Rather, in order to get a fuller comprehension of a problem, you absolutely must also stand – at least for purposes of accurate analysis – outside the Problem. Once clear of its hot atmosphere, you can get a clearer picture of other factors (and their possible consequences); that is to say, you gain a clearer, larger, and fuller perspective. But this is precisely what R-feminist ‘engagement’ slyly forbids: to do anything that might weaken your burning emotional involvement is to betray the cause. Which, then, is precisely the great psychological and epistemological danger facing all ‘revolutionaries’: they purchase their emotionally vital attachment at the price of any fuller and more accurate comprehension of what faces them. They thus run the awful risks of taking ill-informed actions – which, of course, revolutionary theory would insist is not important because ‘revolutionary ardor’ will see them through regardless of the wisdom or whackulence of their actions. Hitler, as things began to go south in Russia, did precisely this, dismissing the Prussian Halder and taking on the Party-friendly Zeitzler as chief of staff: in the face of intensifying bad news, Hitler told Halder that “what is needed now is National-Socialist ardor” and not Halder’s frumpy insistence on facts and military realities.

I also note that when this approach – already well established in the Beltway and the national politics by 2001 – was deployed by Bush-Cheney (from the Right) in the analysis of intelligence during the run-up to the decision to invade Iraq, with lethal consequences. And if one wished to make the case that Bush-Cheney had decided to invade Iraq even before 9/11, then I would say that this simply demonstrates my point even further: the Objective you have decided on is all that matter, ‘facts don’t matter’ (that crapulent and hoary R-feminist mantra), and your zeal and willpower will force history and reality to conform to your dampdreams. Thus baaaad ideas migrate in the Beltway, to the undoing of all.
The R-feminist ‘knower’ is “inside” the problem; she is “situated” within it – that’s the hallmark of R-feminist “knowing” (p.xvi). In other words, I know what I feel, and what I feel is more right than whatever you think, and so I don’t have to listen to you or talk about it – nyah nyah.
My God.

And the Beltway bought it hook, line and sinker.

American politics as a bad 1970s family sitcom. This is the real dynamic around Carol Gilligan’s Breakfast Table. And it is no basis for a system of mature, adult, democratic government. As should be increasingly obvious.

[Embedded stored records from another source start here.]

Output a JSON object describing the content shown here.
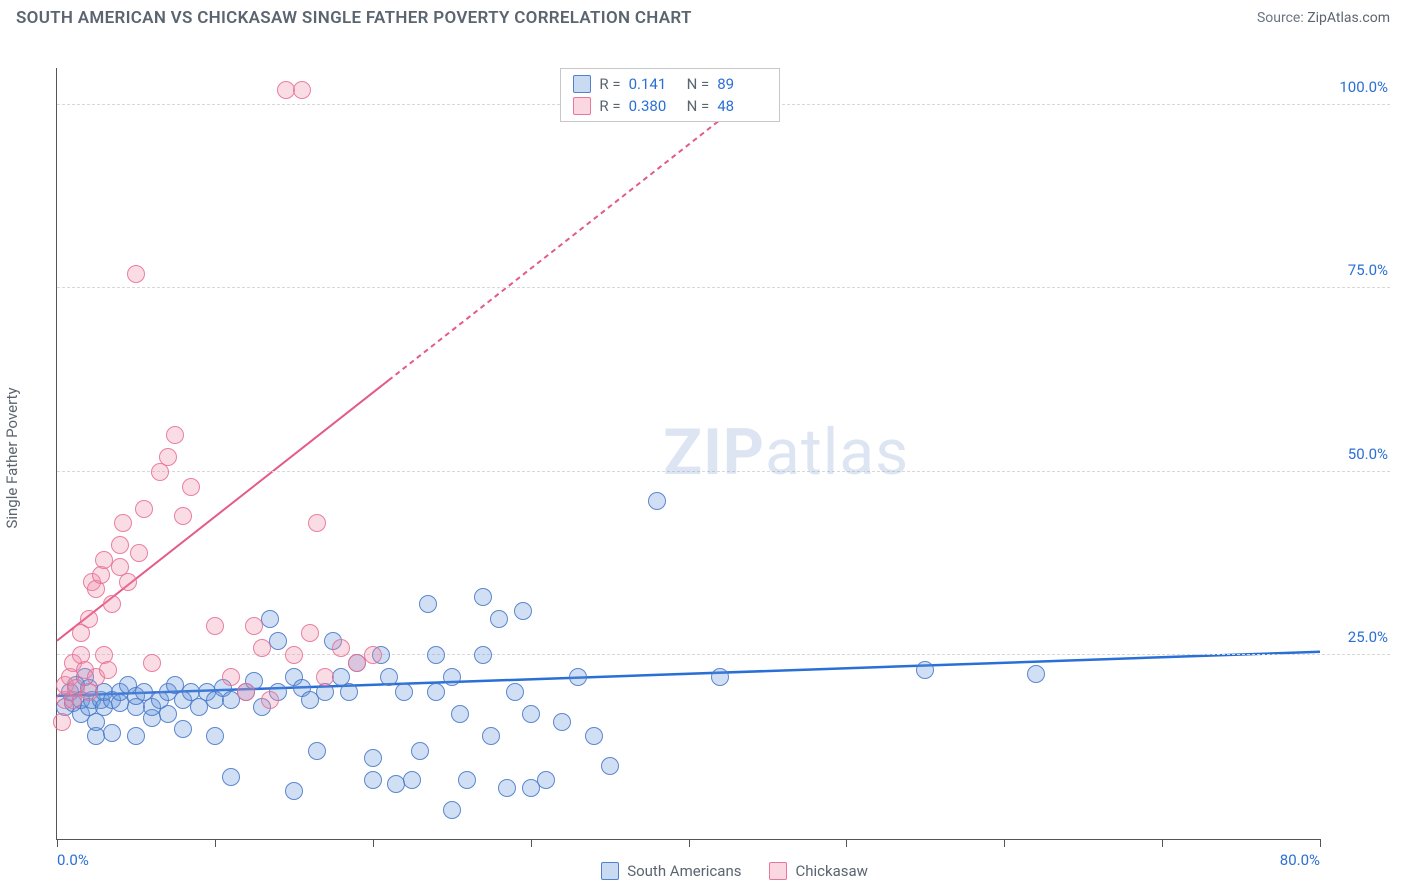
{
  "header": {
    "title": "SOUTH AMERICAN VS CHICKASAW SINGLE FATHER POVERTY CORRELATION CHART",
    "source_label": "Source: ",
    "source_value": "ZipAtlas.com"
  },
  "chart": {
    "type": "scatter",
    "y_axis_label": "Single Father Poverty",
    "watermark": "ZIPatlas",
    "background_color": "#ffffff",
    "grid_color": "#d8d8d8",
    "axis_color": "#555555",
    "text_color": "#5a6570",
    "value_color": "#2a6fd6",
    "xlim": [
      0,
      80
    ],
    "ylim": [
      0,
      105
    ],
    "x_ticks": [
      0,
      10,
      20,
      30,
      40,
      50,
      60,
      70,
      80
    ],
    "x_tick_labels": {
      "0": "0.0%",
      "80": "80.0%"
    },
    "y_ticks": [
      25,
      50,
      75,
      100
    ],
    "y_tick_labels": {
      "25": "25.0%",
      "50": "50.0%",
      "75": "75.0%",
      "100": "100.0%"
    },
    "marker_size": 18,
    "series": [
      {
        "name": "South Americans",
        "color_fill": "rgba(100,150,220,0.30)",
        "color_stroke": "rgba(70,120,200,0.85)",
        "stats": {
          "R": "0.141",
          "N": "89"
        },
        "trend": {
          "x1": 0,
          "y1": 19.5,
          "x2": 80,
          "y2": 25.5,
          "color": "#2a6fd6",
          "width": 2.5,
          "dash": "none"
        },
        "points": [
          [
            0.5,
            18
          ],
          [
            0.8,
            20
          ],
          [
            1,
            18.5
          ],
          [
            1.2,
            21
          ],
          [
            1.5,
            17
          ],
          [
            1.5,
            19
          ],
          [
            1.8,
            22
          ],
          [
            2,
            18
          ],
          [
            2,
            20.5
          ],
          [
            2.2,
            19
          ],
          [
            2.5,
            14
          ],
          [
            2.5,
            16
          ],
          [
            2.8,
            19
          ],
          [
            3,
            18
          ],
          [
            3,
            20
          ],
          [
            3.5,
            14.5
          ],
          [
            3.5,
            19
          ],
          [
            4,
            18.5
          ],
          [
            4,
            20
          ],
          [
            4.5,
            21
          ],
          [
            5,
            14
          ],
          [
            5,
            18
          ],
          [
            5,
            19.5
          ],
          [
            5.5,
            20
          ],
          [
            6,
            16.5
          ],
          [
            6,
            18
          ],
          [
            6.5,
            19
          ],
          [
            7,
            17
          ],
          [
            7,
            20
          ],
          [
            7.5,
            21
          ],
          [
            8,
            15
          ],
          [
            8,
            19
          ],
          [
            8.5,
            20
          ],
          [
            9,
            18
          ],
          [
            9.5,
            20
          ],
          [
            10,
            14
          ],
          [
            10,
            19
          ],
          [
            10.5,
            20.5
          ],
          [
            11,
            8.5
          ],
          [
            11,
            19
          ],
          [
            12,
            20
          ],
          [
            12.5,
            21.5
          ],
          [
            13,
            18
          ],
          [
            13.5,
            30
          ],
          [
            14,
            20
          ],
          [
            14,
            27
          ],
          [
            15,
            6.5
          ],
          [
            15,
            22
          ],
          [
            15.5,
            20.5
          ],
          [
            16,
            19
          ],
          [
            16.5,
            12
          ],
          [
            17,
            20
          ],
          [
            17.5,
            27
          ],
          [
            18,
            22
          ],
          [
            18.5,
            20
          ],
          [
            19,
            24
          ],
          [
            20,
            8
          ],
          [
            20,
            11
          ],
          [
            20.5,
            25
          ],
          [
            21,
            22
          ],
          [
            21.5,
            7.5
          ],
          [
            22,
            20
          ],
          [
            22.5,
            8
          ],
          [
            23,
            12
          ],
          [
            23.5,
            32
          ],
          [
            24,
            25
          ],
          [
            24,
            20
          ],
          [
            25,
            4
          ],
          [
            25,
            22
          ],
          [
            25.5,
            17
          ],
          [
            26,
            8
          ],
          [
            27,
            33
          ],
          [
            27,
            25
          ],
          [
            27.5,
            14
          ],
          [
            28,
            30
          ],
          [
            28.5,
            7
          ],
          [
            29,
            20
          ],
          [
            29.5,
            31
          ],
          [
            30,
            7
          ],
          [
            30,
            17
          ],
          [
            31,
            8
          ],
          [
            32,
            16
          ],
          [
            33,
            22
          ],
          [
            34,
            14
          ],
          [
            35,
            10
          ],
          [
            38,
            46
          ],
          [
            42,
            22
          ],
          [
            55,
            23
          ],
          [
            62,
            22.5
          ]
        ]
      },
      {
        "name": "Chickasaw",
        "color_fill": "rgba(240,140,170,0.30)",
        "color_stroke": "rgba(230,110,150,0.85)",
        "stats": {
          "R": "0.380",
          "N": "48"
        },
        "trend": {
          "x1": 0,
          "y1": 27,
          "x2": 45,
          "y2": 103,
          "color": "#e45a88",
          "width": 2,
          "dash": "solid_then_dash",
          "solid_until_x": 21
        },
        "points": [
          [
            0.3,
            16
          ],
          [
            0.5,
            19
          ],
          [
            0.5,
            21
          ],
          [
            0.8,
            22
          ],
          [
            1,
            19
          ],
          [
            1,
            24
          ],
          [
            1.2,
            20.5
          ],
          [
            1.5,
            25
          ],
          [
            1.5,
            28
          ],
          [
            1.8,
            23
          ],
          [
            2,
            20
          ],
          [
            2,
            30
          ],
          [
            2.2,
            35
          ],
          [
            2.5,
            22
          ],
          [
            2.5,
            34
          ],
          [
            2.8,
            36
          ],
          [
            3,
            25
          ],
          [
            3,
            38
          ],
          [
            3.2,
            23
          ],
          [
            3.5,
            32
          ],
          [
            4,
            37
          ],
          [
            4,
            40
          ],
          [
            4.2,
            43
          ],
          [
            4.5,
            35
          ],
          [
            5,
            77
          ],
          [
            5.2,
            39
          ],
          [
            5.5,
            45
          ],
          [
            6,
            24
          ],
          [
            6.5,
            50
          ],
          [
            7,
            52
          ],
          [
            7.5,
            55
          ],
          [
            8,
            44
          ],
          [
            8.5,
            48
          ],
          [
            10,
            29
          ],
          [
            11,
            22
          ],
          [
            12,
            20
          ],
          [
            12.5,
            29
          ],
          [
            13,
            26
          ],
          [
            13.5,
            19
          ],
          [
            14.5,
            102
          ],
          [
            15,
            25
          ],
          [
            15.5,
            102
          ],
          [
            16,
            28
          ],
          [
            16.5,
            43
          ],
          [
            17,
            22
          ],
          [
            18,
            26
          ],
          [
            19,
            24
          ],
          [
            20,
            25
          ]
        ]
      }
    ],
    "legend_bottom": [
      {
        "swatch": "blue",
        "label": "South Americans"
      },
      {
        "swatch": "pink",
        "label": "Chickasaw"
      }
    ],
    "legend_top_labels": {
      "R": "R =",
      "N": "N ="
    }
  }
}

But perhaps it’s too late for all that now.

Well, that was the Preface. There’s more – stay tuned.

 And start thinking.

NOTES

*My edition is the hard-cover edition published by Harvard University Press. ISBN 0-674-89645-9.

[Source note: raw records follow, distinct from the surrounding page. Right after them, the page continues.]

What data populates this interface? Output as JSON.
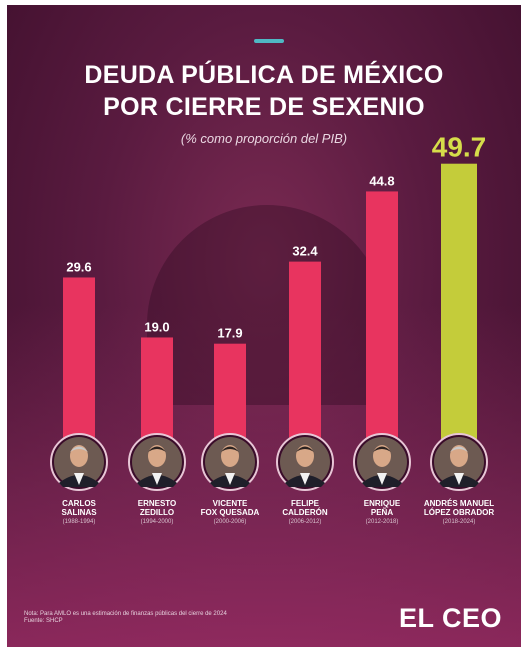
{
  "header": {
    "title_line1": "DEUDA PÚBLICA DE MÉXICO",
    "title_line2": "POR CIERRE DE SEXENIO",
    "subtitle": "(% como proporción del PIB)"
  },
  "chart_data": {
    "type": "bar",
    "title": "DEUDA PÚBLICA DE MÉXICO POR CIERRE DE SEXENIO",
    "subtitle": "(% como proporción del PIB)",
    "categories": [
      "CARLOS SALINAS",
      "ERNESTO ZEDILLO",
      "VICENTE FOX QUESADA",
      "FELIPE CALDERÓN",
      "ENRIQUE PEÑA",
      "ANDRÉS MANUEL LÓPEZ OBRADOR"
    ],
    "values": [
      29.6,
      19.0,
      17.9,
      32.4,
      44.8,
      49.7
    ],
    "value_labels": [
      "29.6",
      "19.0",
      "17.9",
      "32.4",
      "44.8",
      "49.7"
    ],
    "ylim": [
      0,
      50
    ],
    "grid": false,
    "colors": {
      "default_bar": "#e8345f",
      "highlight_bar": "#c4cc3a",
      "highlight_label": "#d6dd4a"
    },
    "highlight_index": 5
  },
  "presidents": [
    {
      "name_line1": "CARLOS",
      "name_line2": "SALINAS",
      "years": "(1988-1994)"
    },
    {
      "name_line1": "ERNESTO",
      "name_line2": "ZEDILLO",
      "years": "(1994-2000)"
    },
    {
      "name_line1": "VICENTE",
      "name_line2": "FOX QUESADA",
      "years": "(2000-2006)"
    },
    {
      "name_line1": "FELIPE",
      "name_line2": "CALDERÓN",
      "years": "(2006-2012)"
    },
    {
      "name_line1": "ENRIQUE",
      "name_line2": "PEÑA",
      "years": "(2012-2018)"
    },
    {
      "name_line1": "ANDRÉS MANUEL",
      "name_line2": "LÓPEZ OBRADOR",
      "years": "(2018-2024)"
    }
  ],
  "footer": {
    "note": "Nota: Para AMLO es una estimación de finanzas públicas del cierre de 2024",
    "source": "Fuente: SHCP",
    "logo": "EL CEO"
  }
}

**See my Post on “Justice Brennan” here.

***In this regard, I remind you of Confederate General Pat Cleburne’s instant observation when informed, in the early months of 1865, that the desperate government in Richmond was going to allow ‘Negroes’ to enlist in the rapidly-dwindling army: “If the Negro can make a good soldier, then our whole theory of slavery has been wrong from the beginning”. Funny how the night moves.

****The text of that Address, here , is well worth a re-reading, imagining, as I have said, Ourselves in the position of the Confederate rather than the Union side.